Покончив с обедом, я вышел на террасу, закурил сигару и, рассеянно прослушав интермеццо из оперы «Сельская честь», прекрасно исполненное оркестром, игравшим в парке, решил возвратиться к себе, на виллу «Квисисана».
Мое помещение состояло из двух больших и комфортабельно обставленных комнат: спальни и гостиной. Вернувшись к себе, я прилег на кушетку в гостиной и занялся просмотром «Дрезденского Курьера», из которого получил подтверждение того, что политический горизонт все еще чист и вполне безоблачен. Потом я призадумался над объявлением, вывешенным у меня в комнате, рядом с электрическим звонком, причем все его параграфы были составлены на таком невозможном, комическом французском языке, точно хозяин гостиницы задался целью рассмешить своих постояльцев.
Посмеявшись над этим образцом лингвистики, я перешел в свою спальню и готовился уже лечь спать, как вдруг увидал на своем ночном столике письмо, адресованное на мое имя и надписанное явно французской рукой, но без адреса и штемпеля; это служило доказательством того, что это письмо написано тут же, на месте. Я немедленно вскрыл конверт и прочел следующее:
«Лицо очень желающее увидеть господина д'Алонд, просит его прийти завтра, в десять часов утра, в галерею парка. Его будут ожидать».
Больше ничего.
Я тотчас же позвонил коридорного и спросил его:
– Кто принес это письмо?
– Посыльный из каргауза.
– От кого?
– Он ничего не сказал.
У меня промелькнула было, мысль произвести дознание, но было уже поздно – одиннадцать часов, до каргауза довольно далеко, а немцы ложатся с курами: и городок, и гостиница, и парк, и каргауз – все это уже было объято мирным сном. Я отпустил коридорного и лег спать.
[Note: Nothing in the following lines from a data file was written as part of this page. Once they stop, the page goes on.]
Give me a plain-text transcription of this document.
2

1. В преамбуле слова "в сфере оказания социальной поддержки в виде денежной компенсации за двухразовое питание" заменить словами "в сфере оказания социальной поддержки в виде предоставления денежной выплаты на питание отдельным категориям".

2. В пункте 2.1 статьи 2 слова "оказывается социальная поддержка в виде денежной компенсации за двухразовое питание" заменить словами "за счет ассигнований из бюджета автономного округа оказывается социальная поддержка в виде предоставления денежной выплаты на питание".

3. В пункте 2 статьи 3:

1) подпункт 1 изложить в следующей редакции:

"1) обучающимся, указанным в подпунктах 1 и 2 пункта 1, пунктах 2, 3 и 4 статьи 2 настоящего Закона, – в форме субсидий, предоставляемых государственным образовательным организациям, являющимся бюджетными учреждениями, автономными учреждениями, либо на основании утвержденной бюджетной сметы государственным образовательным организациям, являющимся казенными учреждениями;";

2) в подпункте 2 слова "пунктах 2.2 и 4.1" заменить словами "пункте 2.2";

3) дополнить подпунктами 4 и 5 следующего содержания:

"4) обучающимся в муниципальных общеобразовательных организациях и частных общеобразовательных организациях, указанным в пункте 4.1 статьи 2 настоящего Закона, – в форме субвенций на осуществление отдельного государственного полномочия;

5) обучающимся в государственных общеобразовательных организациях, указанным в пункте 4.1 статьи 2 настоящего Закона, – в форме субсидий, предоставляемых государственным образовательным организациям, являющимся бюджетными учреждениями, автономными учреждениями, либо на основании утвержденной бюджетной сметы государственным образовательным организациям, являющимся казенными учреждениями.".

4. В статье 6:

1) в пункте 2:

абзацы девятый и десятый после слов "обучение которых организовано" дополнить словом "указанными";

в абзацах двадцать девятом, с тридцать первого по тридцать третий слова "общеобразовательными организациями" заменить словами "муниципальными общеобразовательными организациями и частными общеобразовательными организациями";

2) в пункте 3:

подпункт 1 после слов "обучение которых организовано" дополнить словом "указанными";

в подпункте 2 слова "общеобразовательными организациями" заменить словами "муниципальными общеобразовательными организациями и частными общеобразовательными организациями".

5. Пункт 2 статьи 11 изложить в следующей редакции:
Если вы думаете, что я очень волновался при мысли о предстоящем мне свидании, то очень ошибаетесь, и, по-видимому, упускаете из вида, что прежний Филипп д'Алонд постарел на целых одиннадцать лет. Я лишь меланхолично подумал об этом. К тому же я заранее знал, что это приглашение – как бы оно ни было заманчиво и таинственно – не даст мне ничего ни нового, ни особенно интересного. В моей жизни не предстояло больше ничего ни нового, ни захватывающего, потому что и новизна, и «захват» – все это относительно и отражает лишь нетронутость и отзывчивость нашего внутреннего «я».
Мои мысли внезапно перенеслись к толстому немцу в золотых очках, сидевшему в столовой, и к его тяжеловесной супруге.
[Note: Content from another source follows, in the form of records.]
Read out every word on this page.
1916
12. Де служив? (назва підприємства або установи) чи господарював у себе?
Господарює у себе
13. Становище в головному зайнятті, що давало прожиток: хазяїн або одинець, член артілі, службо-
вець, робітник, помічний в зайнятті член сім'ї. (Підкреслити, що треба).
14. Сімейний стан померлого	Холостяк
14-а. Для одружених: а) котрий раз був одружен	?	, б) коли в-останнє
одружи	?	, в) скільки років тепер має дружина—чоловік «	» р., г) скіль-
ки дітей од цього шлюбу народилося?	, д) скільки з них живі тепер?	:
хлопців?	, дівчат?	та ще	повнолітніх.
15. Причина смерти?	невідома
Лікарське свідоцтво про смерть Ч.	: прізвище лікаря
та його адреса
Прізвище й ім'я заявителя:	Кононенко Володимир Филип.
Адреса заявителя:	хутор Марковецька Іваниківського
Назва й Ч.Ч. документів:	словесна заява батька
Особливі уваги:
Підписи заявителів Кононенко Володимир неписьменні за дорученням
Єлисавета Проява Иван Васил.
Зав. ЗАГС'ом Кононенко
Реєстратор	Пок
«Неужели это она шлет мне это послание?» – ужаснулся я.
Мысль, что эта почтенная матрона способна задаться целью соблазнить меня, положительно лишила меня сна. Даже когда я заснул, меня продолжала преследовать эта чудовищная фигура, подстерегая меня у каждого поворота галереи парка.
На следующее утро я за стаканом кофе перечитывал это письмо. И на этот раз – уж право не знаю, чему приписать?… может быть, беспокойным снам? – во мне загорелось любопытство.